Me besó el hombro, me acarició la cintura y me dejó respirar. Después me senté sobre él en la cama, despacio, dejando que mi concha lo recibiera con mi propio peso. Esta vez sí se movió como yo necesitaba, con un ritmo que iba subiendo de a poco. Mi marido aprovechó el ángulo y se metió por detrás. Era más chico que el otro, lo aguanté entero. La doble penetración me la había imaginado mil veces y nunca había imaginado nada. Sentí cómo se rozaban dentro mío, cómo los dos me miraban la espalda, cómo mi propio cuerpo dejaba de ser un cuerpo y se volvía algo que se hablaban entre los dos. Damián intentó alcanzarme la boca. Giré la cara a tiempo.
—Solo a él —dije, casi sin aire.
—Está bien —murmuró Damián, y me chupó los pezones para compensar.
Acabaron casi a la vez, uno en la concha, el otro en el culo. Me sentí llena, sucia, exhausta, hermosa al mismo tiempo. Me dejé caer entre los dos y tardé varios minutos en volver a respirar despacio. Damián me miró el culo, divertido, y comentó algo bajito sobre cómo había quedado. Le respondí algo a mi vez, en un tono de risa cansada. Mi marido me besó la sien, la mejilla, los labios, en ese orden, y se fue al baño.
Fue exactamente entonces, en esos dos minutos a solas con Damián, cuando empezó la otra historia.
—Tomá —me dijo, deslizándome una tarjeta entre los dedos—. Acordate de mí. Sos una mujer impresionante. Si alguna vez querés vernos sin él, llamame.

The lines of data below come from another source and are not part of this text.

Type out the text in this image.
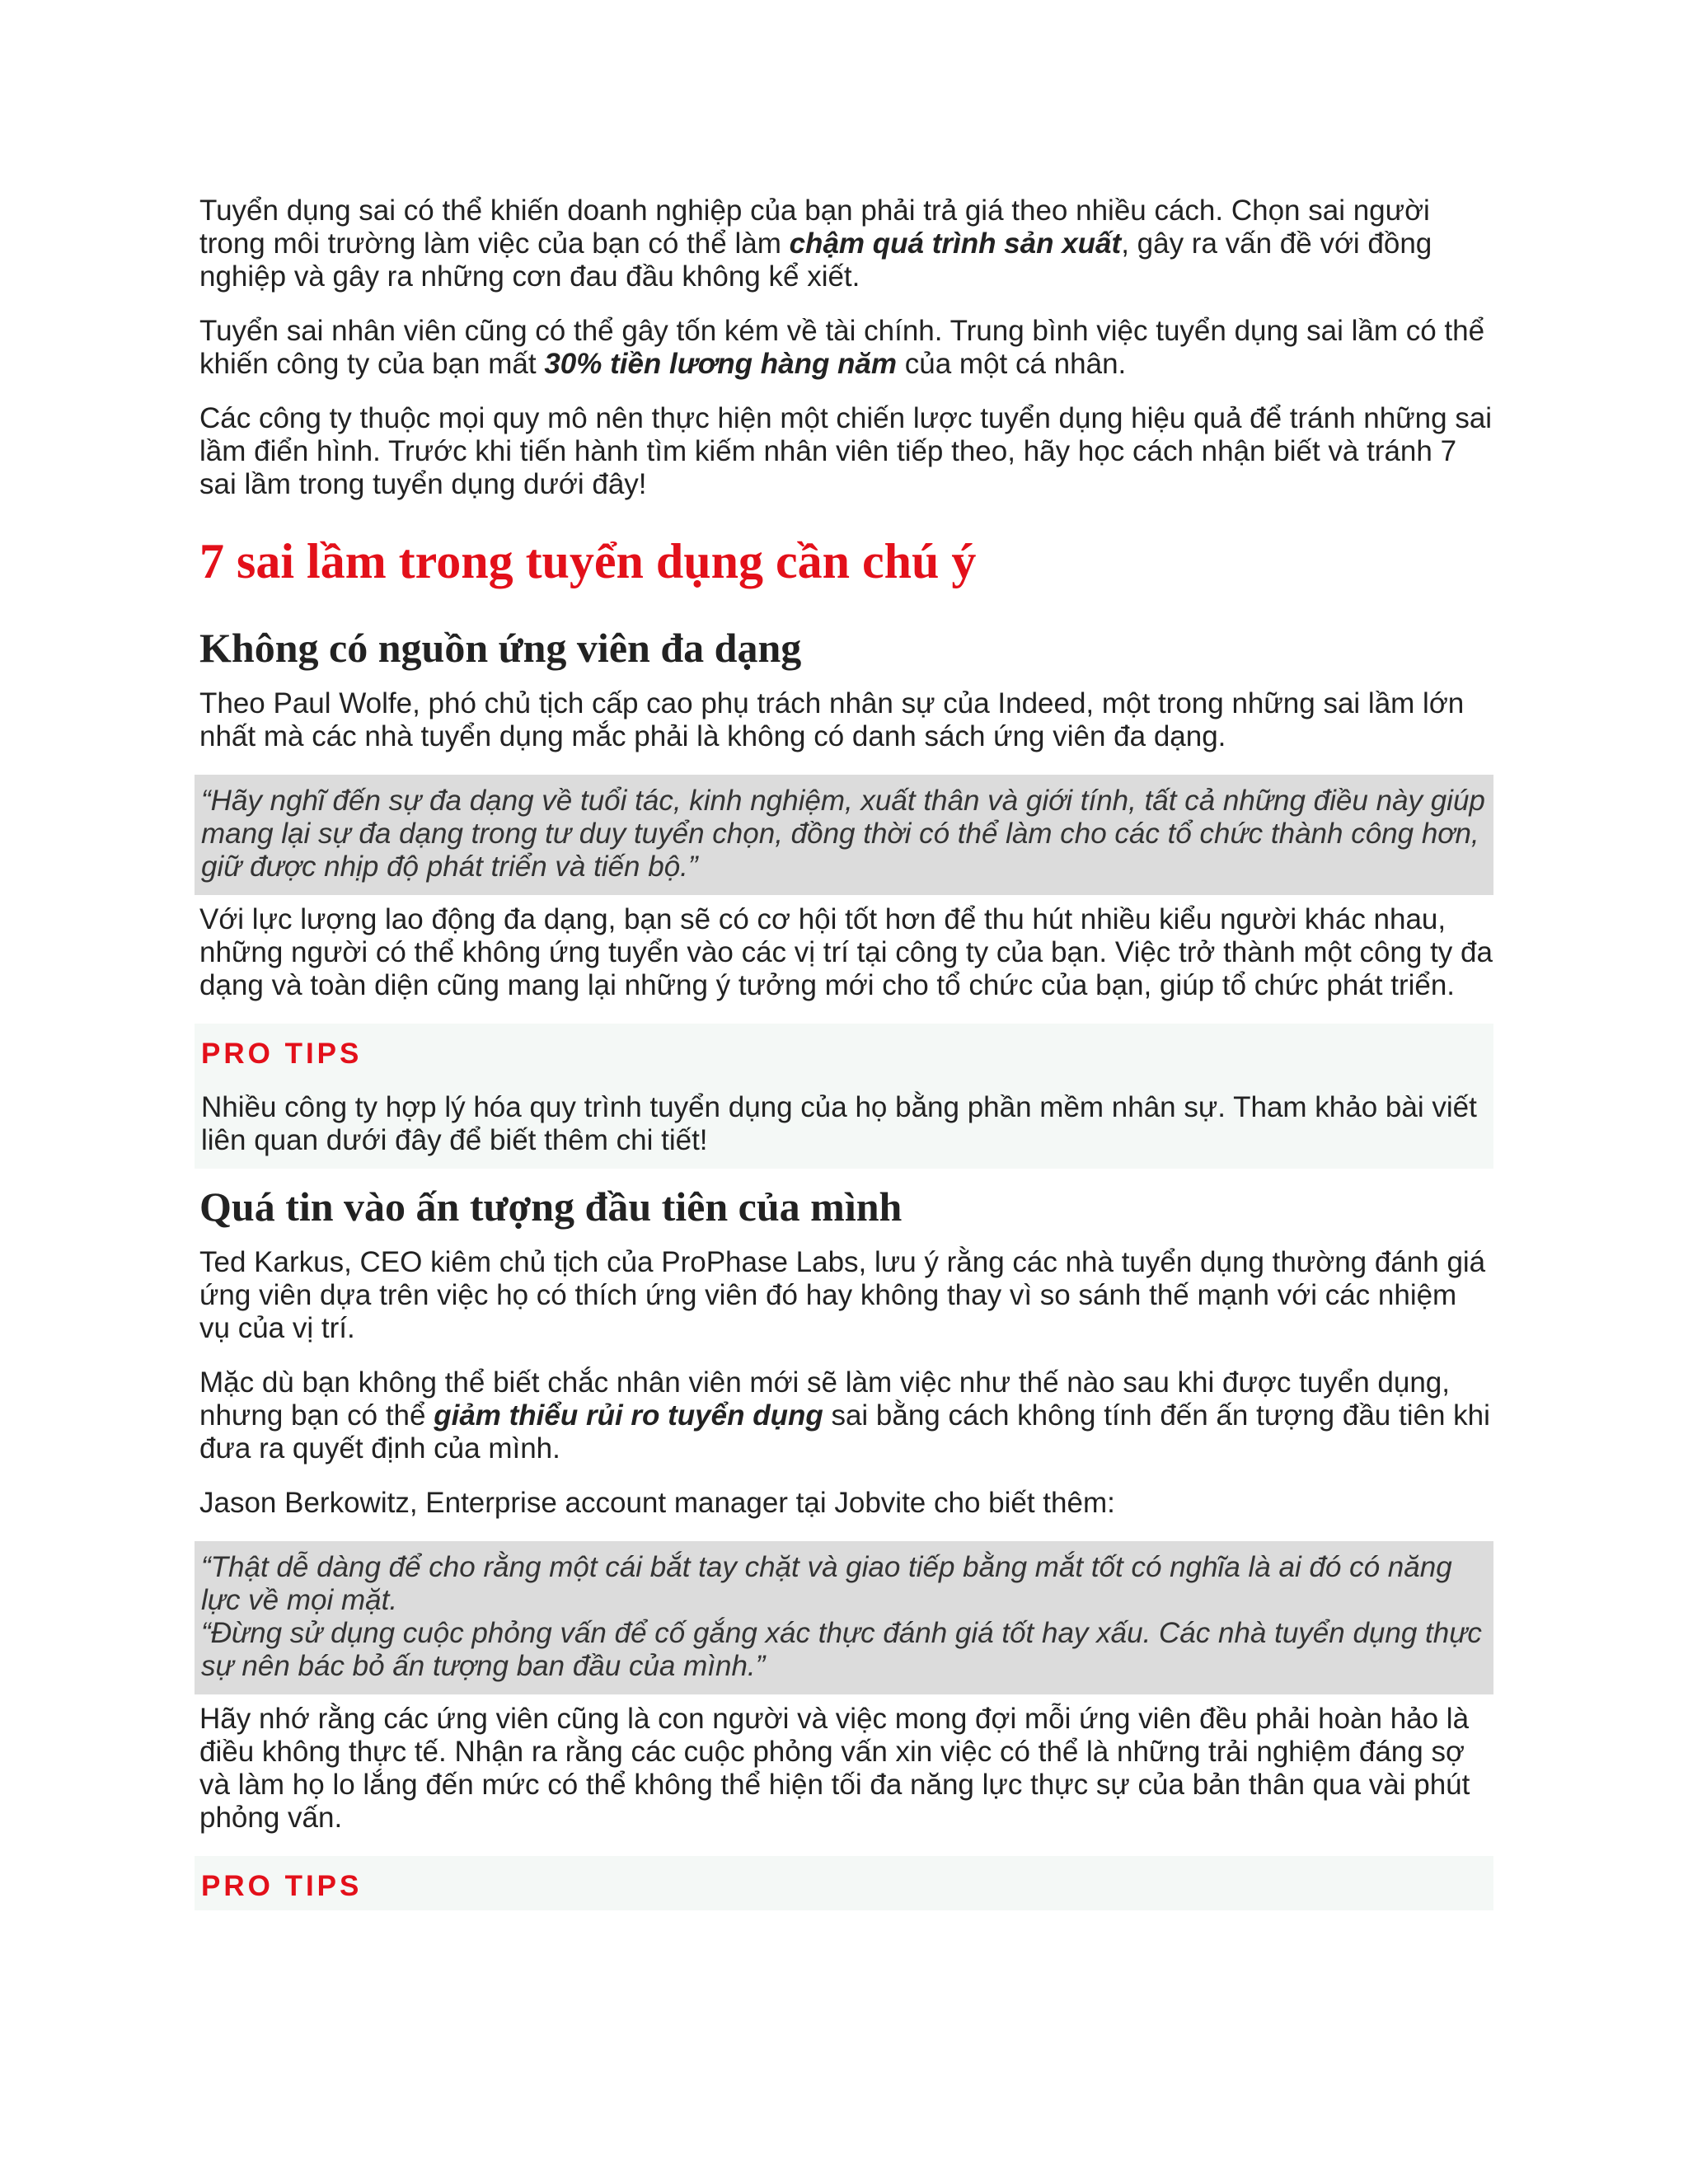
Tuyển dụng sai có thể khiến doanh nghiệp của bạn phải trả giá theo nhiều cách. Chọn sai người trong môi trường làm việc của bạn có thể làm chậm quá trình sản xuất, gây ra vấn đề với đồng nghiệp và gây ra những cơn đau đầu không kể xiết.

Tuyển sai nhân viên cũng có thể gây tốn kém về tài chính. Trung bình việc tuyển dụng sai lầm có thể khiến công ty của bạn mất 30% tiền lương hàng năm của một cá nhân.

Các công ty thuộc mọi quy mô nên thực hiện một chiến lược tuyển dụng hiệu quả để tránh những sai lầm điển hình. Trước khi tiến hành tìm kiếm nhân viên tiếp theo, hãy học cách nhận biết và tránh 7 sai lầm trong tuyển dụng dưới đây!

7 sai lầm trong tuyển dụng cần chú ý
Không có nguồn ứng viên đa dạng

Theo Paul Wolfe, phó chủ tịch cấp cao phụ trách nhân sự của Indeed, một trong những sai lầm lớn nhất mà các nhà tuyển dụng mắc phải là không có danh sách ứng viên đa dạng.

“Hãy nghĩ đến sự đa dạng về tuổi tác, kinh nghiệm, xuất thân và giới tính, tất cả những điều này giúp mang lại sự đa dạng trong tư duy tuyển chọn, đồng thời có thể làm cho các tổ chức thành công hơn, giữ được nhịp độ phát triển và tiến bộ.”

Với lực lượng lao động đa dạng, bạn sẽ có cơ hội tốt hơn để thu hút nhiều kiểu người khác nhau, những người có thể không ứng tuyển vào các vị trí tại công ty của bạn. Việc trở thành một công ty đa dạng và toàn diện cũng mang lại những ý tưởng mới cho tổ chức của bạn, giúp tổ chức phát triển.

PRO TIPS

Nhiều công ty hợp lý hóa quy trình tuyển dụng của họ bằng phần mềm nhân sự. Tham khảo bài viết liên quan dưới đây để biết thêm chi tiết!

Quá tin vào ấn tượng đầu tiên của mình

Ted Karkus, CEO kiêm chủ tịch của ProPhase Labs, lưu ý rằng các nhà tuyển dụng thường đánh giá ứng viên dựa trên việc họ có thích ứng viên đó hay không thay vì so sánh thế mạnh với các nhiệm vụ của vị trí.

Mặc dù bạn không thể biết chắc nhân viên mới sẽ làm việc như thế nào sau khi được tuyển dụng, nhưng bạn có thể giảm thiểu rủi ro tuyển dụng sai bằng cách không tính đến ấn tượng đầu tiên khi đưa ra quyết định của mình.

Jason Berkowitz, Enterprise account manager tại Jobvite cho biết thêm:

“Thật dễ dàng để cho rằng một cái bắt tay chặt và giao tiếp bằng mắt tốt có nghĩa là ai đó có năng lực về mọi mặt.
“Đừng sử dụng cuộc phỏng vấn để cố gắng xác thực đánh giá tốt hay xấu. Các nhà tuyển dụng thực sự nên bác bỏ ấn tượng ban đầu của mình.”

Hãy nhớ rằng các ứng viên cũng là con người và việc mong đợi mỗi ứng viên đều phải hoàn hảo là điều không thực tế. Nhận ra rằng các cuộc phỏng vấn xin việc có thể là những trải nghiệm đáng sợ và làm họ lo lắng đến mức có thể không thể hiện tối đa năng lực thực sự của bản thân qua vài phút phỏng vấn.

PRO TIPS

Lo miré sin contestar. No le devolví la tarjeta. La cerré en la palma con un movimiento que no parecía mío. No supe siquiera por qué. Tal vez por miedo, tal vez por orgullo, tal vez porque una parte de mí ya había aceptado lo que la otra parte fingía no haber oído. Lo que no sabía era que mi marido había vuelto a la puerta del baño un segundo antes y había escuchado cada palabra.
***
Nos cambiamos en silencio. Mi marido fue cordial con Damián hasta la despedida. Cerró la puerta detrás de él con suavidad, y entonces me miró. Me conocía la cara antes que yo misma.
—¿No tenés nada que decirme?
—Que estuvo rico —dije, intentando una sonrisa que se me rompió en la boca.
Me tomó la mano. No con fuerza, con esa calma fría que duele más que cualquier grito.
—Mejor que me cuentes toda la verdad. Si no, esto es lo último que pasa entre nosotros.
Me temblaron las rodillas. Me solté de él y me senté en el borde de la cama. Le conté lo de la tarjeta entre lágrimas que no calculé. Le dije que no había pensado llamarlo, que no se la había pedido, que la había guardado sin saber por qué.
—El trato era no a solas —respondió, sin moverse—. Vos lo sabías.
—Perdoname —le rogué, y me abracé a su pecho como si me fuera la vida—. Perdoname, mi amor. Que sea la primera y la última vez.
Se quedó callado un rato largo. Después estiró la mano hacia mi cartera, sacó la tarjeta de Damián entre dos dedos y la tiró al tacho del cuarto sin volver a mirarla.
—Que sea la primera y la última —repitió.
Me besó. Me besó con esa rabia silenciosa que solo conocíamos él y yo, y me dio vuelta sobre la cama deshecha, y me cogió de nuevo, ahora sin testigos, mientras yo le pedía perdón en cada empujón. Acabó dentro mío como queriendo borrar las huellas del otro. Nos dormimos abrazados, ahí, en ese hotel del centro, hasta el día siguiente.
El video todavía lo tiene él. La tarjeta no la recuperé jamás.